At the time of his death, Smith was already facing charges of theft and possession of another stolen motor vehicle, along with possession of heroin with intent to sell, possession of an illegal drug within 1,000 feet of a school, possession of stolen goods, felony larceny, breaking and entering, assault on a government employee and resisting an officer.
Those charges stem from Smith’s arrest by Winston-Salem police on Jan. 24 this year, when authorities took the photo they released Friday in identifying him as the driver in Monday’s crash.
Smith faced a court appearance on May 19 in Forsyth County on some of the charges, and on June 12 in Stokes County on the other charges.
In 2015, Smith was convicted in Stokes County of misdemeanor assault inflicting serious injury, and was sentenced to 150 days community service and 24 months of probation. He was also ordered not to assault or harass the assault victim.
Later the same year, Smith pleaded guilty in Forsyth County to misdemeanor larceny and received 12 months of probation. In 2014, Smith was convicted in Stokes County of assault by pointing a gun. He received 60 days of community service, 12 months of probation and ordered not to threaten or harass the person who brought the charge.
Earlier in 2014, Smith received a 30-day sentence in Forsyth County when he pleaded guilty to misdemeanor larceny.
In the aftermath of Monday’s wreck, Grotschel’s mother and many online commenters have criticized law enforcement procedures, saying chases put innocent people at risk. The sheriff’s office has not provided much detail on its deputies’ efforts to stop the Mercury.
The first deputy to encounter the Grand Marquis was driving north of Baux Mountain Road and spotted the stolen car heading south, the sheriff’s office reported.

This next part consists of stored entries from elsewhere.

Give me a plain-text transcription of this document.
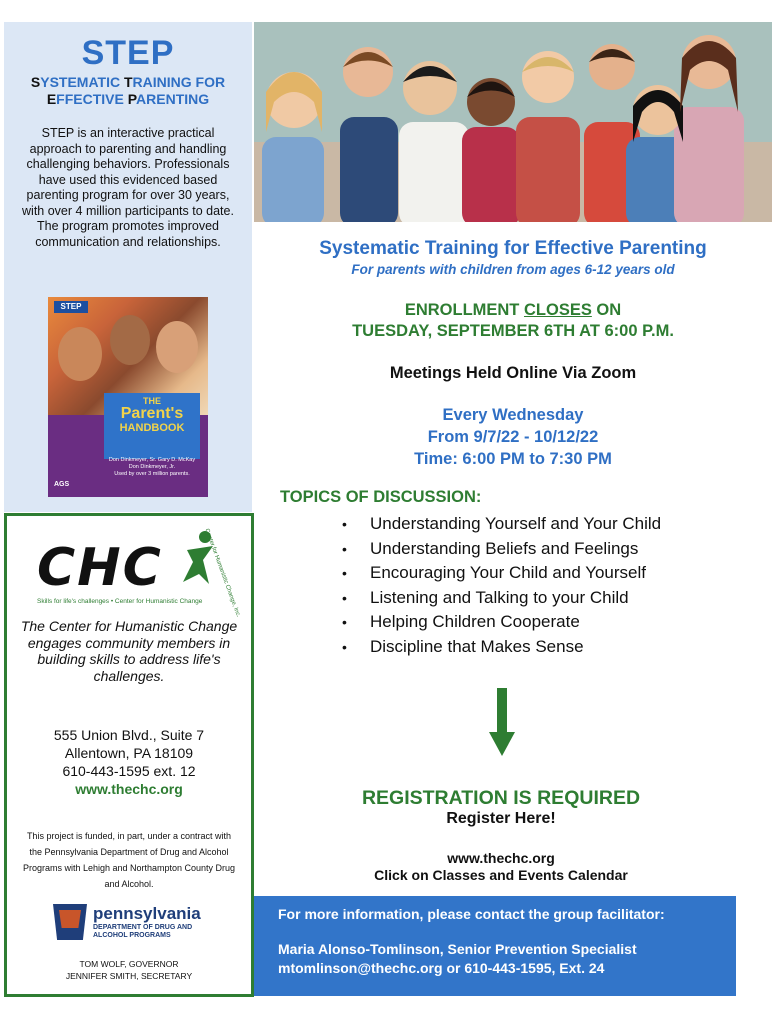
STEP
SYSTEMATIC TRAINING FOR
EFFECTIVE PARENTING
STEP is an interactive practical approach to parenting and handling challenging behaviors. Professionals have used this evidenced based parenting program for over 30 years, with over 4 million participants to date. The program promotes improved communication and relationships.
STEP
THE
Parent's
HANDBOOK
Don Dinkmeyer, Sr. Gary D. McKay Don Dinkmeyer, Jr.
Used by over 3 million parents.
AGS
CHC
Skills for life's challenges • Center for Humanistic Change Center for Humanistic Change, Inc.
The Center for Humanistic Change engages community members in building skills to address life's challenges.
555 Union Blvd., Suite 7
Allentown, PA 18109
610-443-1595 ext. 12
www.thechc.org
This project is funded, in part, under a contract with the Pennsylvania Department of Drug and Alcohol Programs with Lehigh and Northampton County Drug and Alcohol.
pennsylvania
DEPARTMENT OF DRUG AND
ALCOHOL PROGRAMS
TOM WOLF, GOVERNOR
JENNIFER SMITH, SECRETARY
Systematic Training for Effective Parenting
For parents with children from ages 6-12 years old
ENROLLMENT CLOSES ON
TUESDAY, SEPTEMBER 6TH AT 6:00 P.M.
Meetings Held Online Via Zoom
Every Wednesday
From 9/7/22 - 10/12/22
Time: 6:00 PM to 7:30 PM
TOPICS OF DISCUSSION:
• Understanding Yourself and Your Child
• Understanding Beliefs and Feelings
• Encouraging Your Child and Yourself
• Listening and Talking to your Child
• Helping Children Cooperate
• Discipline that Makes Sense
REGISTRATION IS REQUIRED
Register Here!
www.thechc.org
Click on Classes and Events Calendar
For more information, please contact the group facilitator:
Maria Alonso-Tomlinson, Senior Prevention Specialist
mtomlinson@thechc.org or 610-443-1595, Ext. 24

The deputy turned around and attempted to stop the car by turning on blue lights and siren.
The Mercury continued south on Baux Mountain and turned west to get onto the Beltway before making the U-turn that put the car going the wrong direction. Trooper Kevin Barringer of the N.C. Highway Patrol said that because the Mercury driver turned the wrong way, the sheriff’s office “had kind of backed out” of the pursuit when the crash occurred.

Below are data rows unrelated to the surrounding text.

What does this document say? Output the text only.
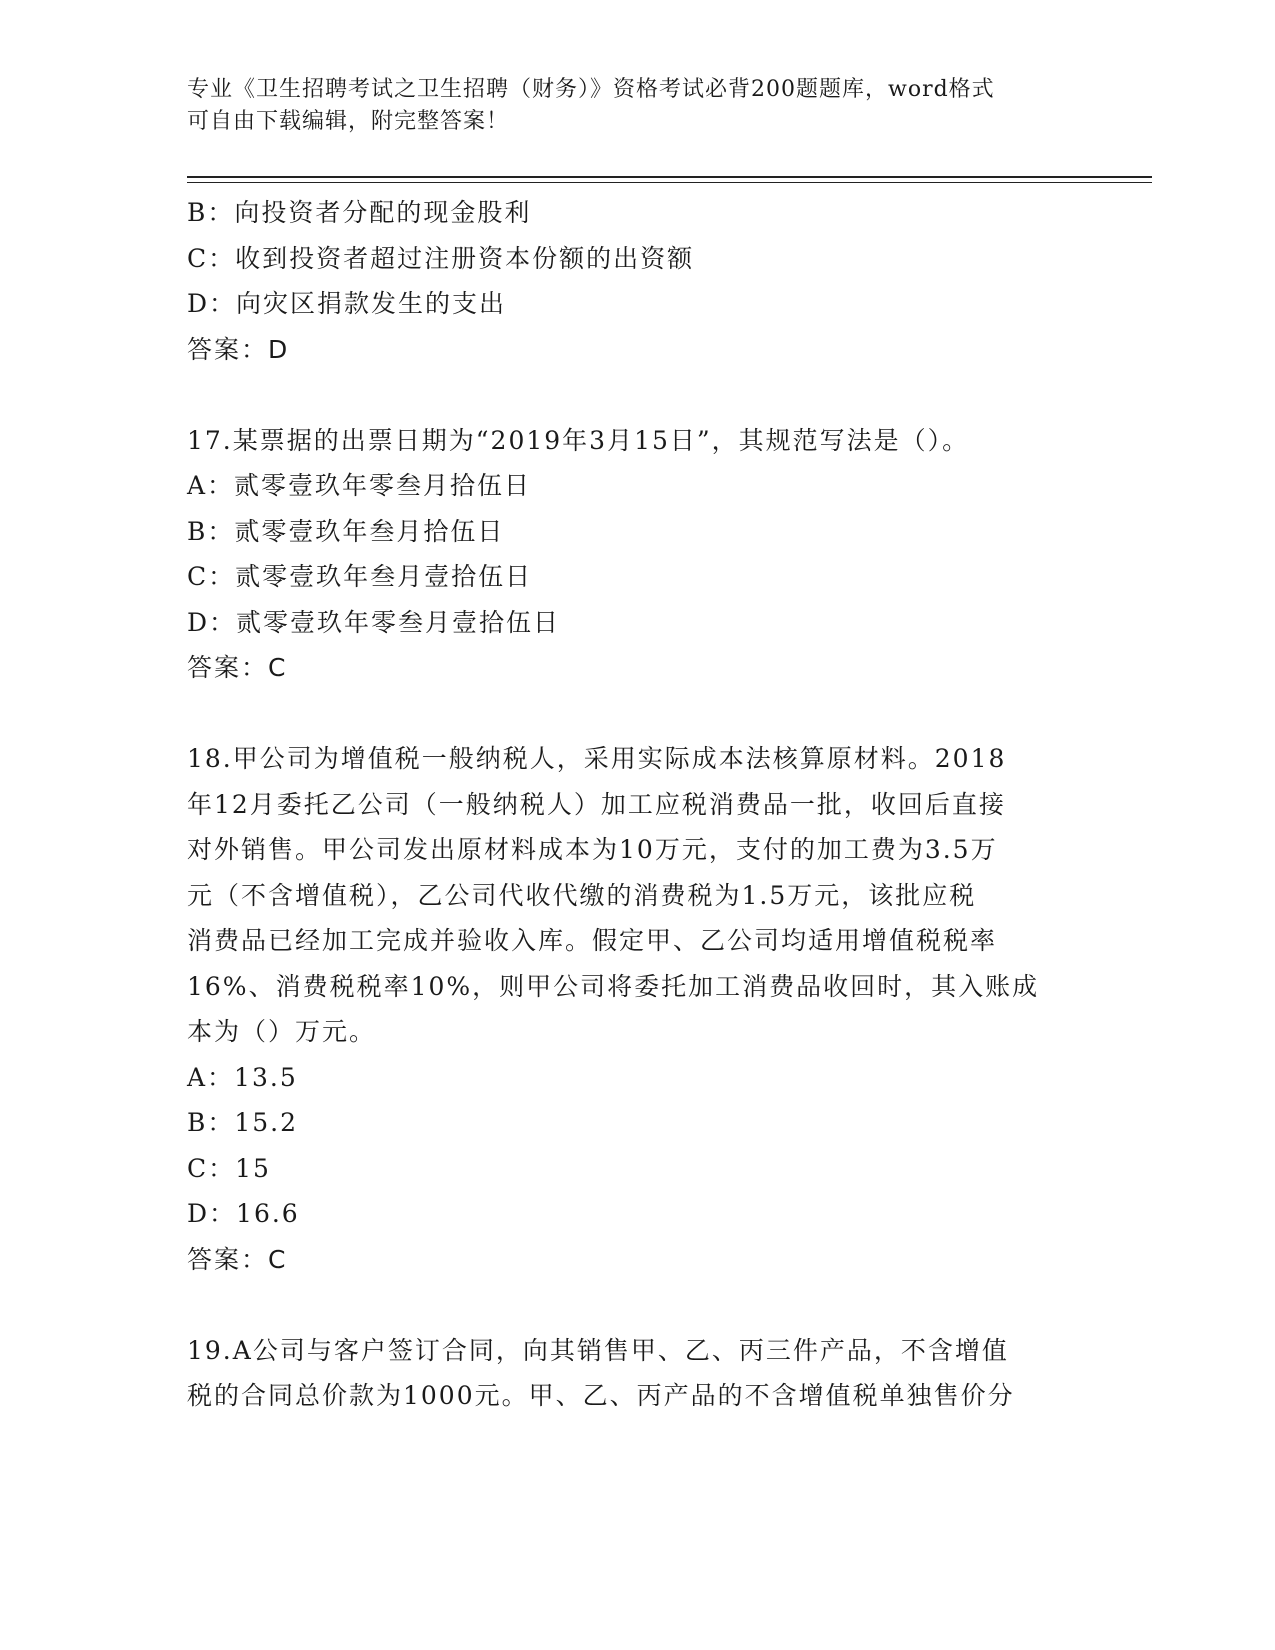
专业《卫生招聘考试之卫生招聘（财务）》资格考试必背200题题库，word格式
可自由下载编辑，附完整答案！
B：向投资者分配的现金股利
C：收到投资者超过注册资本份额的出资额
D：向灾区捐款发生的支出
答案：D
17.某票据的出票日期为“2019年3月15日”，其规范写法是（）。
A：贰零壹玖年零叁月拾伍日
B：贰零壹玖年叁月拾伍日
C：贰零壹玖年叁月壹拾伍日
D：贰零壹玖年零叁月壹拾伍日
答案：C
18.甲公司为增值税一般纳税人，采用实际成本法核算原材料。2018
年12月委托乙公司（一般纳税人）加工应税消费品一批，收回后直接
对外销售。甲公司发出原材料成本为10万元，支付的加工费为3.5万
元（不含增值税），乙公司代收代缴的消费税为1.5万元，该批应税
消费品已经加工完成并验收入库。假定甲、乙公司均适用增值税税率
16%、消费税税率10%，则甲公司将委托加工消费品收回时，其入账成
本为（）万元。
A：13.5
B：15.2
C：15
D：16.6
答案：C
19.A公司与客户签订合同，向其销售甲、乙、丙三件产品，不含增值
税的合同总价款为1000元。甲、乙、丙产品的不含增值税单独售价分
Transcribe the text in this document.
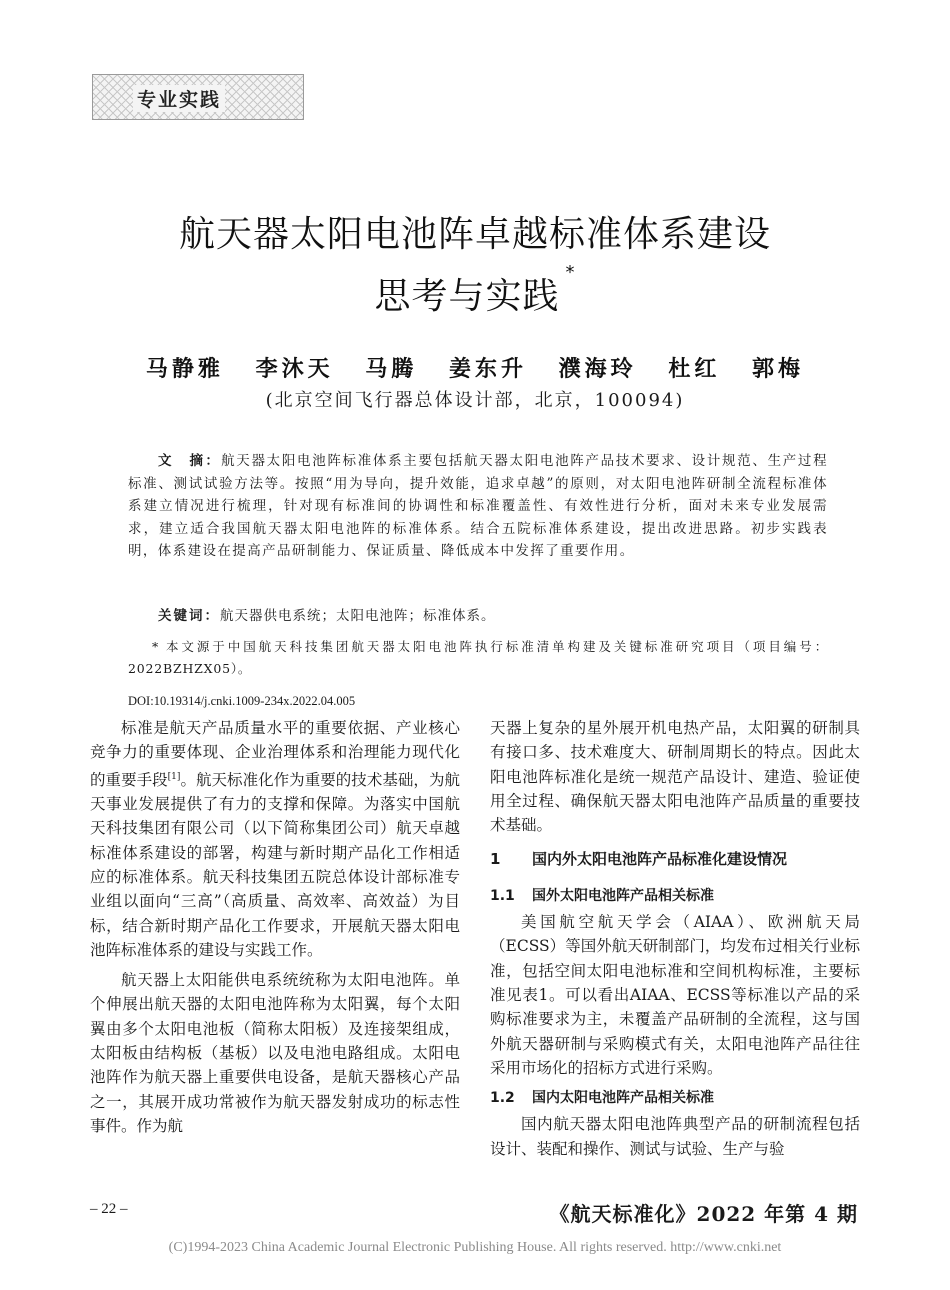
专业实践
航天器太阳电池阵卓越标准体系建设
思考与实践*
马静雅 李沐天 马腾 姜东升 濮海玲 杜红 郭梅
(北京空间飞行器总体设计部，北京，100094)
文　摘：航天器太阳电池阵标准体系主要包括航天器太阳电池阵产品技术要求、设计规范、生产过程标准、测试试验方法等。按照“用为导向，提升效能，追求卓越”的原则，对太阳电池阵研制全流程标准体系建立情况进行梳理，针对现有标准间的协调性和标准覆盖性、有效性进行分析，面对未来专业发展需求，建立适合我国航天器太阳电池阵的标准体系。结合五院标准体系建设，提出改进思路。初步实践表明，体系建设在提高产品研制能力、保证质量、降低成本中发挥了重要作用。
关键词：航天器供电系统；太阳电池阵；标准体系。
* 本文源于中国航天科技集团航天器太阳电池阵执行标准清单构建及关键标准研究项目（项目编号：2022BZHZX05）。
DOI:10.19314/j.cnki.1009-234x.2022.04.005

标准是航天产品质量水平的重要依据、产业核心竞争力的重要体现、企业治理体系和治理能力现代化的重要手段[1]。航天标准化作为重要的技术基础，为航天事业发展提供了有力的支撑和保障。为落实中国航天科技集团有限公司（以下简称集团公司）航天卓越标准体系建设的部署，构建与新时期产品化工作相适应的标准体系。航天科技集团五院总体设计部标准专业组以面向“三高”（高质量、高效率、高效益）为目标，结合新时期产品化工作要求，开展航天器太阳电池阵标准体系的建设与实践工作。

航天器上太阳能供电系统统称为太阳电池阵。单个伸展出航天器的太阳电池阵称为太阳翼，每个太阳翼由多个太阳电池板（简称太阳板）及连接架组成，太阳板由结构板（基板）以及电池电路组成。太阳电池阵作为航天器上重要供电设备，是航天器核心产品之一，其展开成功常被作为航天器发射成功的标志性事件。作为航

天器上复杂的星外展开机电热产品，太阳翼的研制具有接口多、技术难度大、研制周期长的特点。因此太阳电池阵标准化是统一规范产品设计、建造、验证使用全过程、确保航天器太阳电池阵产品质量的重要技术基础。

1 国内外太阳电池阵产品标准化建设情况
1.1 国外太阳电池阵产品相关标准

美国航空航天学会（AIAA）、欧洲航天局（ECSS）等国外航天研制部门，均发布过相关行业标准，包括空间太阳电池标准和空间机构标准，主要标准见表1。可以看出AIAA、ECSS等标准以产品的采购标准要求为主，未覆盖产品研制的全流程，这与国外航天器研制与采购模式有关，太阳电池阵产品往往采用市场化的招标方式进行采购。

1.2 国内太阳电池阵产品相关标准

国内航天器太阳电池阵典型产品的研制流程包括设计、装配和操作、测试与试验、生产与验

– 22 –	《航天标准化》2022 年第 4 期
(C)1994-2023 China Academic Journal Electronic Publishing House. All rights reserved. http://www.cnki.net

The sheriff’s office did say that 70 seconds elapsed between the time the deputy turned on lights and siren and the time of the collision. The sheriff’s office said the deputy immediately got out after the crash and tried to render aid, helped by a second deputy who arrived shortly.
Help for families
As of 6 p.m., the GoFundMe drive for the family of Madison Grotschel had beaten its goal of raising $15,000 to offset funeral expenses, although people can still contribute. The fundraising campaign for the Haverkos family, started later, was nearing its goal of raising $5,000.
A funeral service for both Haverkos and Grotschel will take place at 1 p.m. Saturday at the South Fork campus of Revo Church on Wayne Avenue off Tucker Avenue from Country Club Road.